AS (20) ini berisi uraian tentang akhlak tawaduk (dari bahasa Arab تَوَاضَعٌ) yang artinya rendah hati. Akhlak tawaduk sangat penting diketahui oleh pasutri yang sedang membekali diri. Boleh jadi, gegara tidak berakhlak tawaduk, hubungan mereka, baik antara suami dengan istri, antara mereka dengan keluarga besar, maupun antara mereka dengan masyarakat lingkungannya tidak harmonis.

Perintah Tawaduk

Tawaduk merupakan wujud kesadaran pada setiap muslim mukmin bahwa semua kenikmatan berasal dari Allah Subhanahu wa Ta’ala dan ketika tertimpa kemudaratan, mereka mohon pertolongan hanya kepada-Nya sebagaimana dijelaskan di Al-Qur’an surat an-Nahl (16): 53

وَمَا بِكُمْ مِّنْ نِّعْمَةٍ فَمِنَ اللّٰهِ ثُمَّ اِذَا مَسَّكُمُ الضُّرُّ فَاِلَيْهِ تَجْـَٔرُوْنَۚ ۝٥٣

“Segala nikmat yang ada padamu (datangnya) dari Allah. Kemudian, apabila kamu ditimpa kemudaratan, kepada-Nyalah kamu memohon pertolongan.”

Akhlak tawaduk seseorang dapat diketahui melalui bahasa yang digunakan (bahasa verbal) dan perilakunya (bahasa nonverbal, bahasa tubuh). Di dalam kajian pragmatik terdapat topik percakapan, yang salah satu subtopiknya adalah prinsip kesantunan. Realisasi prinsip itu berupa bidal (pengindonesiaan dari maxim)  yang berisi nasihat bagi para peserta percakapan. Satu di antara bidal itu adalah bidal kerendahhatian (modesty maxim). 

Bidal itu berisi nasihat agar penutur memberikan nilai yang rendah pada kualitas dirinya. Bidal ini dimaksudkan sebagai upaya kerendahhatian penutur agar terhindar dari kesombongan. Bidal itu dikemukakan oleh Geoffrey Leech di dalam Principles of Pragmatics (1983:132) dan The Pragmatics of Politeness (2014:94).

Tidak berlebih-lebihan kiranya jika dikatakan bahwa bidal itu sesuai dengan ajaran Rasulullah shallallahu ‘alaihi wa sallam dalam hal akhlak tawaduk. Tentu saja ajaran beliau sebagai uswah hasanah jauh lebih sempurna. 

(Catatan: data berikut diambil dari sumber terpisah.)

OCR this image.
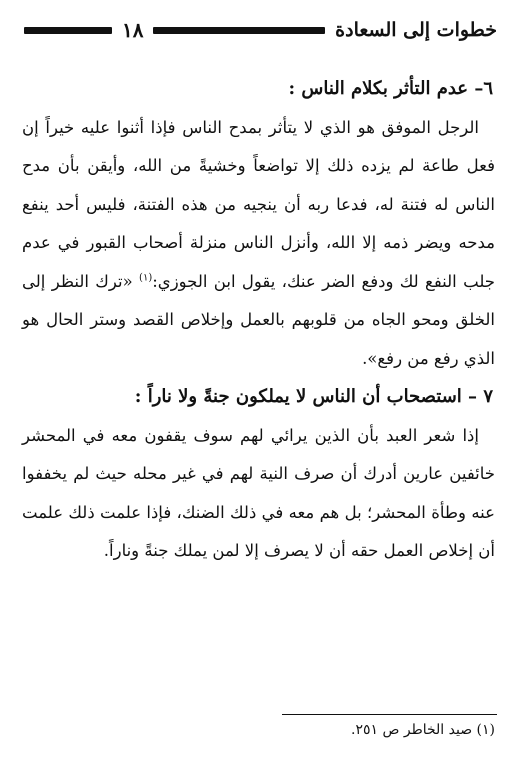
خطوات إلى السعادة
١٨

٦– عدم التأثر بكلام الناس :

الرجل الموفق هو الذي لا يتأثر بمدح الناس فإذا أثنوا عليه خيراً إن فعل طاعة لم يزده ذلك إلا تواضعاً وخشيةً من الله، وأيقن بأن مدح الناس له فتنة له، فدعا ربه أن ينجيه من هذه الفتنة، فليس أحد ينفع مدحه ويضر ذمه إلا الله، وأنزل الناس منزلة أصحاب القبور في عدم جلب النفع لك ودفع الضر عنك، يقول ابن الجوزي:$^{(١)}$ «ترك النظر إلى الخلق ومحو الجاه من قلوبهم بالعمل وإخلاص القصد وستر الحال هو الذي رفع من رفع».

٧ – استصحاب أن الناس لا يملكون جنةً ولا ناراً :

إذا شعر العبد بأن الذين يرائي لهم سوف يقفون معه في المحشر خائفين عارين أدرك أن صرف النية لهم في غير محله حيث لم يخففوا عنه وطأة المحشر؛ بل هم معه في ذلك الضنك، فإذا علمت ذلك علمت أن إخلاص العمل حقه أن لا يصرف إلا لمن يملك جنةً وناراً.

(١) صيد الخاطر ص ٢٥١.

Di dalam contoh berikut ini terdapat kata-kata yang diucapkan oleh Rasulullah shallallahu ‘alaihi wa sallam, “Janganlah kalian berlebih-lebihan dalam memujiku …. Aku hanyalah hamba-Nya, maka katakanlah Abdullah wa Rasuluhu (hamba Allah dan Rasul-Nya).” Kata-kata tersebut terdapat di dalam HR al-Bukhari. 

لاَ تُطْرُوْنِي كَمَا أَطْرَتِ النَّصَارَى ابْنَ مَرْيَمَ، فَإِنَّمَا أَنَا عَبْدُهُ، فَقُوْلُوْا عَبْدُ اللهِ وَرَسُوْلُهُ.

“Janganlah kalian berlebih-lebihan dalam memujiku, sebagaimana orang-orang Nasrani telah berlebih-lebihan memuji ‘Isa putera Maryam. Aku hanyalah hamba-Nya, maka katakanlah, ‘‘Abdullah wa Rasuluhu (hamba Allah dan Rasul-Nya).” 

Dari kata-kata beliau tersebut kita dapat memahami dengan mudah betapa beliau berakhlak rendah hati. Beliau orang paling mulia, kekasih Allah Subhanahu wa Ta’ala, maksum, dijamin masuk surga paling atas, tetapi sangat tawaduk.

Hadis tersebut dijadikan rujukan oleh Majelis Tarjih dan Tajdid Pimpinan Pusat Muhammadiyah di dalam buku Tanya Jawab Agama Jilid 6 (2010:147) dalam konteks menjelaskan hal salawat dan kitab berzanji. Dijelaskannya bahwa di dalam kitab berzanji terdapat pujian yang berlebih-lebihan misalnya “nur” Muhammad shallallahu ‘alaihi wa sallam dinyatakan telah berwujud sebelum ada wujud-wujud yang lain dan adanya segala makhluk Allah Subhanahu wa Ta’ala karena adanya nur” Muhammad shallallahu ‘alaihi wa sallam itu. Pujian yang demikian dinilainya berlebih-lebihan sebab tanpa rujukan ayat Al-Qur'an dan al-Hadis.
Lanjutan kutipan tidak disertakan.